The goal is to make this work without taking any speed hit. There are lots of little tricks to make this happen. For example, the LZ decode match copier is allowed to trash up to 8 bytes past where it thinks the end is. This lets me do a lot fewer bounds checks in the decode. To prevent actual trashing then, I just make the encoder never emit a match within 8 bytes of the end of a chunk. Similarly, the Huffman decoder can be made to always output a symbol in finite number of steps (never infinite loop or access a table out of bounds). You can do this just by doing some checks when you build your decode tables, then you don't have to do any checks in the actual decode loop.
So, how do we make sure that it actually works? To prove that it is 100% fuzz resilient, you would have to generate every possible bit stream of every possible length and try decoding them all. Obviously that is not possible, so we can only try our best to find bad cases. I have a couple of strategies for that.

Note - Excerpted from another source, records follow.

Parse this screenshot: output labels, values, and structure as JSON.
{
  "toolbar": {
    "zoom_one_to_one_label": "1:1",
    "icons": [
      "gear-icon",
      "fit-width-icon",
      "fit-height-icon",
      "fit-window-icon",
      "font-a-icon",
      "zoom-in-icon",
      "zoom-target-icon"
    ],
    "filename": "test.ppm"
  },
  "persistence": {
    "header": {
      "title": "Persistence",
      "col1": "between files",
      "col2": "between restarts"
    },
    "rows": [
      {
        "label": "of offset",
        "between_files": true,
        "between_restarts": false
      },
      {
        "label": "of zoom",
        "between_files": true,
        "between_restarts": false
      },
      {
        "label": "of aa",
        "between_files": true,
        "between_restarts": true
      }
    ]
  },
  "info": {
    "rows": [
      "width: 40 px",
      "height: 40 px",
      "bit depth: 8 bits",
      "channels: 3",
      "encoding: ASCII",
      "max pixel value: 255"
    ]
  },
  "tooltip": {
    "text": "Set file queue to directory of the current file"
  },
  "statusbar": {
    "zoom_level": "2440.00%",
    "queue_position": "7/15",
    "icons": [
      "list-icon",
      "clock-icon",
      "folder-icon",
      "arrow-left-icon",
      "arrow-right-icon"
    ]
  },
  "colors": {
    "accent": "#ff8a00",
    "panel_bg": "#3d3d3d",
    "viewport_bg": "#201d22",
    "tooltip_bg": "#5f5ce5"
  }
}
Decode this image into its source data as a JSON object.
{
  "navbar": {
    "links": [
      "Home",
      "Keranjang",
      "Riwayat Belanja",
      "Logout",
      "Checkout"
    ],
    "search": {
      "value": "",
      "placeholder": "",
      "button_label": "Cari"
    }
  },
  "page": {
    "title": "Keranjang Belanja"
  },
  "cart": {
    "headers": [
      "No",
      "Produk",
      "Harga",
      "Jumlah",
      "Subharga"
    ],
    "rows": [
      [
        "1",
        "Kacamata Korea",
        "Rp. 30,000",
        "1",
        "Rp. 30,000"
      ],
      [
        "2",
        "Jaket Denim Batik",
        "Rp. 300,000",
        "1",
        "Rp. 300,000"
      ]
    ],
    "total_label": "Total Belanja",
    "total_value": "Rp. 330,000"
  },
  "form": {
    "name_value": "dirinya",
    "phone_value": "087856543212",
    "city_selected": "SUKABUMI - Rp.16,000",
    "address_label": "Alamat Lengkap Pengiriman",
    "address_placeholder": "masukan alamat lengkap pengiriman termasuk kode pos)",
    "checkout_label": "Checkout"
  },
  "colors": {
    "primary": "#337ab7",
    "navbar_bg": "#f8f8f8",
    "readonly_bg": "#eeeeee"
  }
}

Random stomps. I just stomp on the compressed data in some random way and then run the decoder and see what happens (it should fail but not crash). I have a test loop set up to do this on a bunch of different files and a bunch of different stomp methods.
Just stomping random bytes in turns out to not be a very good way to find failures - that type of corruption is actually one of the easiest to handle because it's so severe. So I have a few different stomp modes : insert random byte, insert 00, insert FF, flip one bit, and the same for shorts, dwords, qwords. Often jamming in a big string of 00 or FF will find cases that any single byte insert won't. I randomize the location of the stomp but prefer very early position ones, since stomping in the headers is the hardest to handle. I randomize the number of stomps.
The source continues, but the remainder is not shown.